Wunderschönes Haus war das hier. Richtig nett, dass meine Mutter mich hier hin geschickt hatte! Das war so ein Luxus, den man hier bekam und sie wollte natürlich nur das Beste für ihre Tochter. Vor mir stand meine Konkurrentin Nancy, die immer genauso cool sein wollte, wie ich, aber da ich hübscher war als sie, ging das schwer. Leider musste ich hier das anziehen, was die wundervolle Mrs Hood, die schon fast so etwas wie eine zweite Mutter für mich war, ausgesucht hatte. Meine Klamotten in meinem früheren Zuhause waren doch wirklich schöner gewesen. Aber naja, man konnte halt nicht alles haben, so klug war ich, dass ich das wusste.
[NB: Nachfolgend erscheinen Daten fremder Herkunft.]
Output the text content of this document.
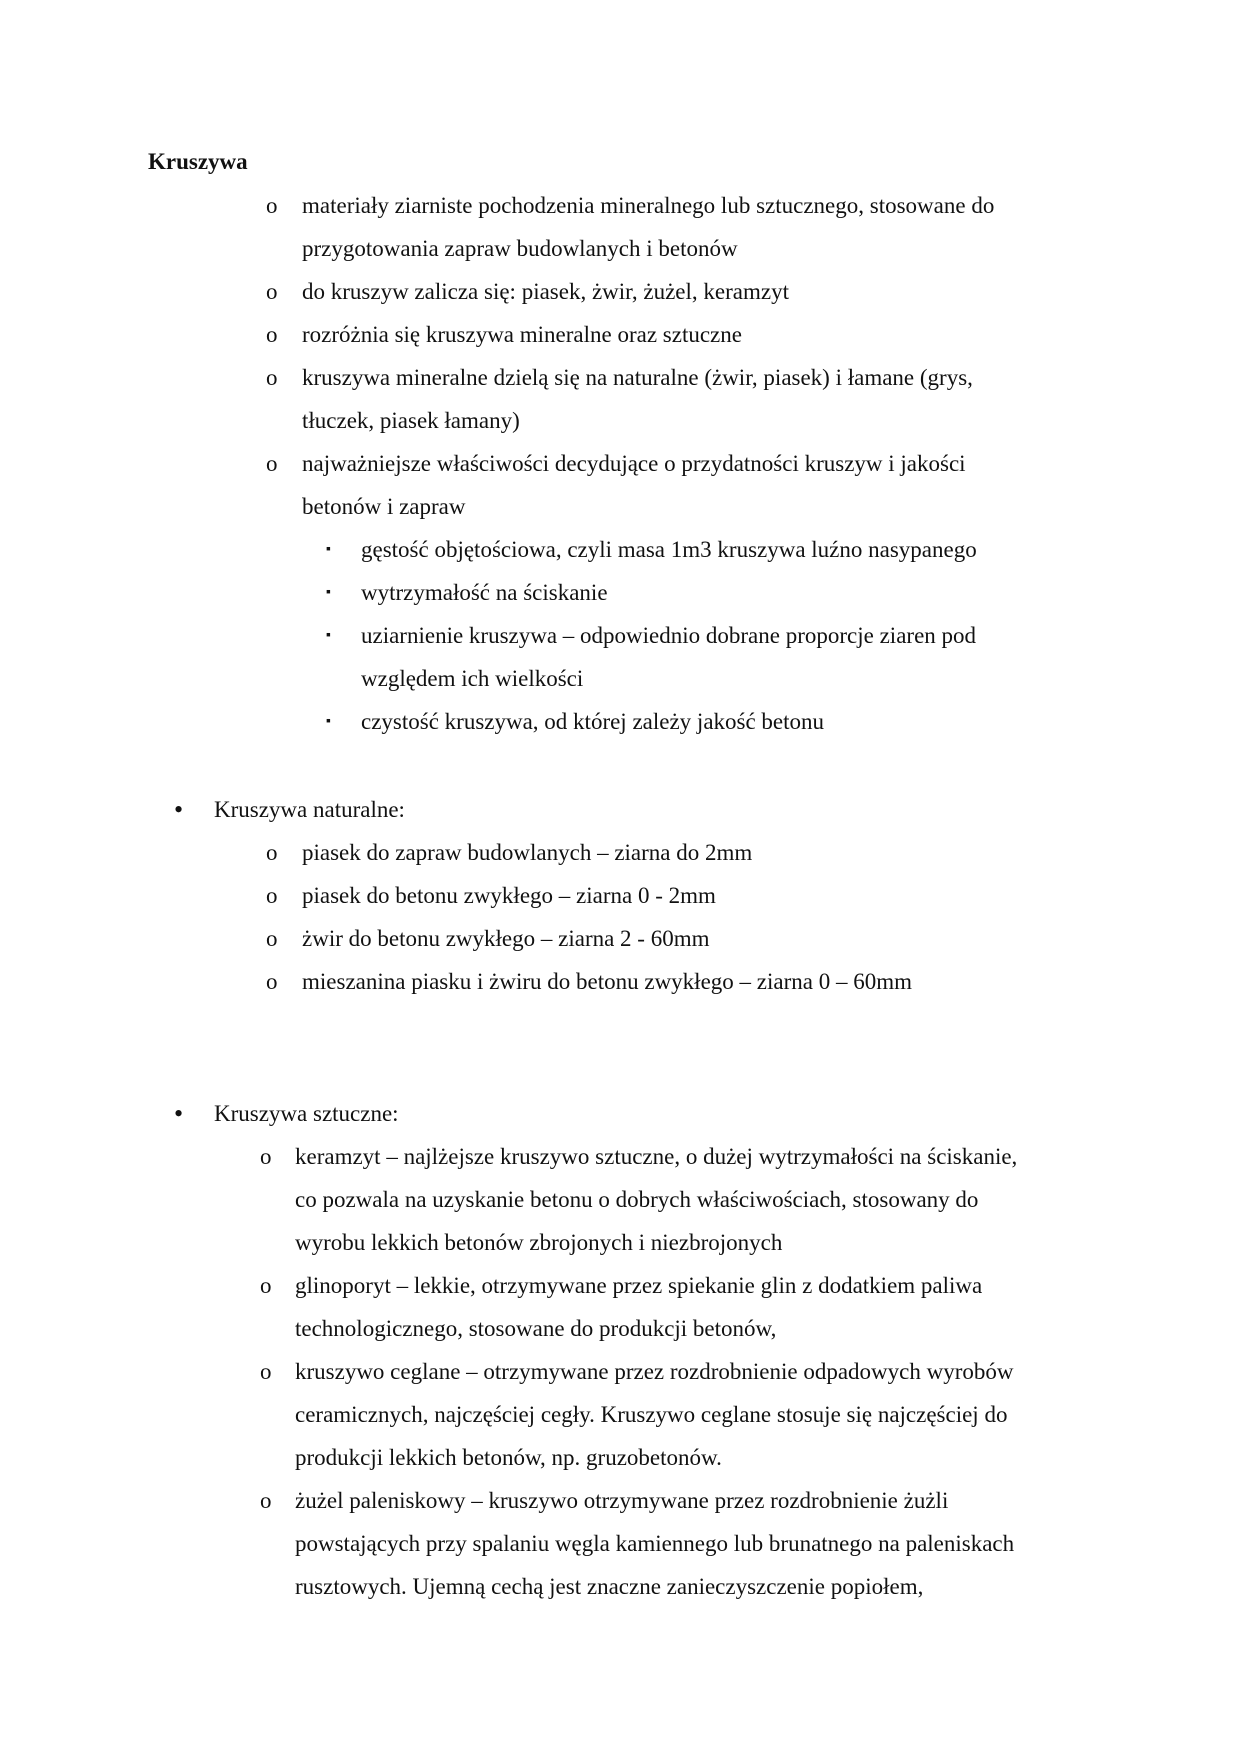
Kruszywa
o materiały ziarniste pochodzenia mineralnego lub sztucznego, stosowane do
przygotowania zapraw budowlanych i betonów
o do kruszyw zalicza się: piasek, żwir, żużel, keramzyt
o rozróżnia się kruszywa mineralne oraz sztuczne
o kruszywa mineralne dzielą się na naturalne (żwir, piasek) i łamane (grys,
tłuczek, piasek łamany)
o najważniejsze właściwości decydujące o przydatności kruszyw i jakości
betonów i zapraw
▪ gęstość objętościowa, czyli masa 1m3 kruszywa luźno nasypanego
▪ wytrzymałość na ściskanie
▪ uziarnienie kruszywa – odpowiednio dobrane proporcje ziaren pod
względem ich wielkości
▪ czystość kruszywa, od której zależy jakość betonu
• Kruszywa naturalne:
o piasek do zapraw budowlanych – ziarna do 2mm
o piasek do betonu zwykłego – ziarna 0 - 2mm
o żwir do betonu zwykłego – ziarna 2 - 60mm
o mieszanina piasku i żwiru do betonu zwykłego – ziarna 0 – 60mm
• Kruszywa sztuczne:
o keramzyt – najlżejsze kruszywo sztuczne, o dużej wytrzymałości na ściskanie,
co pozwala na uzyskanie betonu o dobrych właściwościach, stosowany do
wyrobu lekkich betonów zbrojonych i niezbrojonych
o glinoporyt – lekkie, otrzymywane przez spiekanie glin z dodatkiem paliwa
technologicznego, stosowane do produkcji betonów,
o kruszywo ceglane – otrzymywane przez rozdrobnienie odpadowych wyrobów
ceramicznych, najczęściej cegły. Kruszywo ceglane stosuje się najczęściej do
produkcji lekkich betonów, np. gruzobetonów.
o żużel paleniskowy – kruszywo otrzymywane przez rozdrobnienie żużli
powstających przy spalaniu węgla kamiennego lub brunatnego na paleniskach
rusztowych. Ujemną cechą jest znaczne zanieczyszczenie popiołem,
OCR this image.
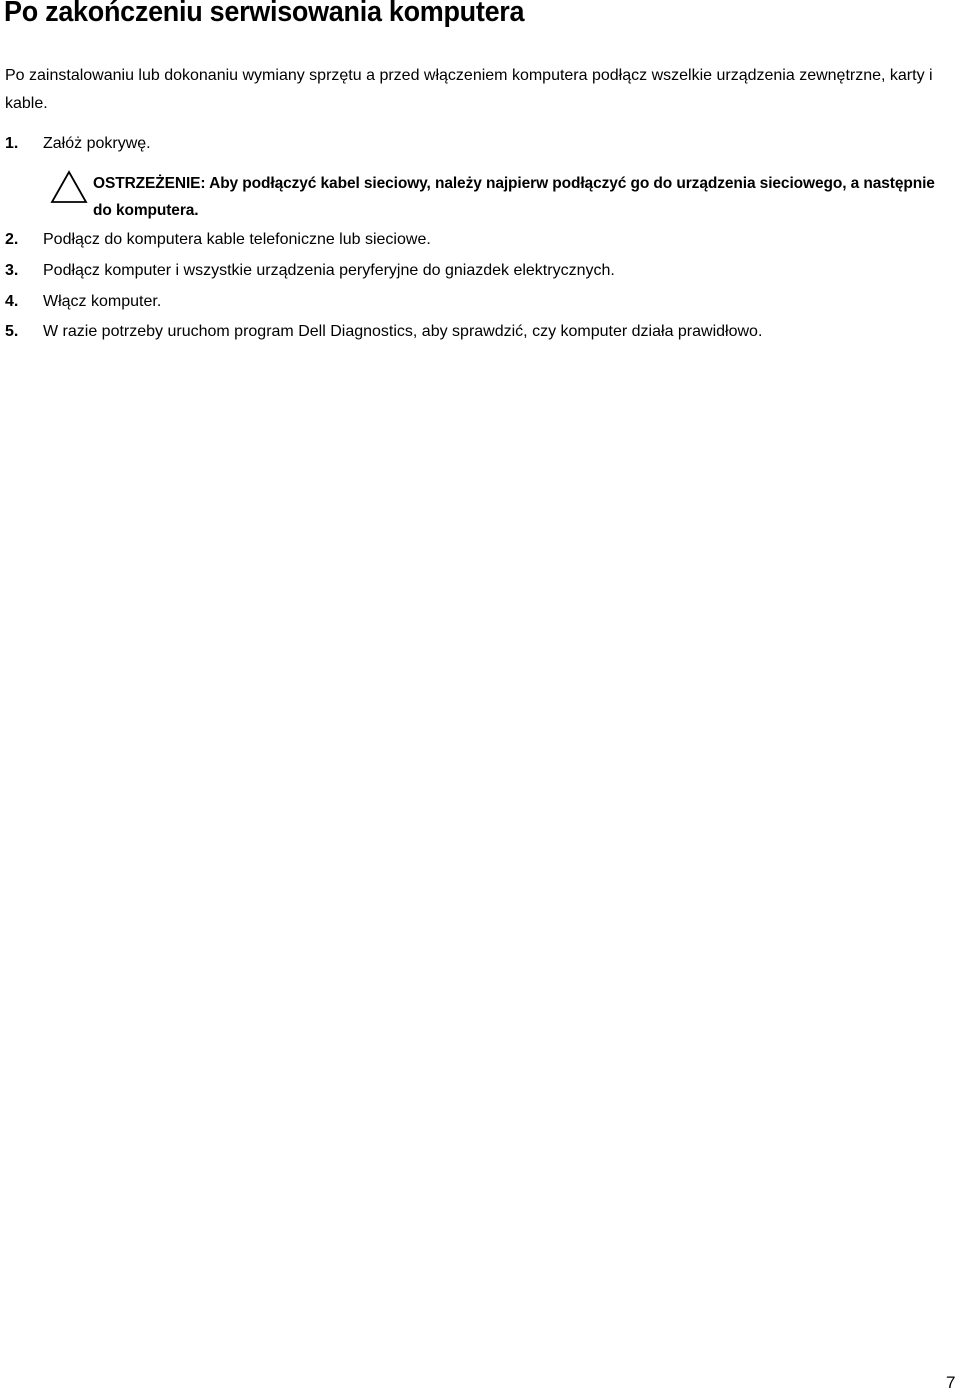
Po zakończeniu serwisowania komputera

Po zainstalowaniu lub dokonaniu wymiany sprzętu a przed włączeniem komputera podłącz wszelkie urządzenia zewnętrzne, karty i kable.

1. Załóż pokrywę.
OSTRZEŻENIE: Aby podłączyć kabel sieciowy, należy najpierw podłączyć go do urządzenia sieciowego, a następnie do komputera.
2. Podłącz do komputera kable telefoniczne lub sieciowe.
3. Podłącz komputer i wszystkie urządzenia peryferyjne do gniazdek elektrycznych.
4. Włącz komputer.
5. W razie potrzeby uruchom program Dell Diagnostics, aby sprawdzić, czy komputer działa prawidłowo.
7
Nancy starrte mich jedenfalls mit diesem dämlichen triumphierenden Grinsen an, doch mir war gerade ein guter Diss in den Sinn gekommen: "Nancy, deine Haare sehen heute aus, wie ein Vogelnest, du stinkst wie die Pest!" Die guten, alten Reime waren doch immer noch am Besten. Ein ungläubiger Ausdruck huschte über das Gesicht aller Umherstehenden. Hatten die noch nie so gute Reime gehört, oder warum?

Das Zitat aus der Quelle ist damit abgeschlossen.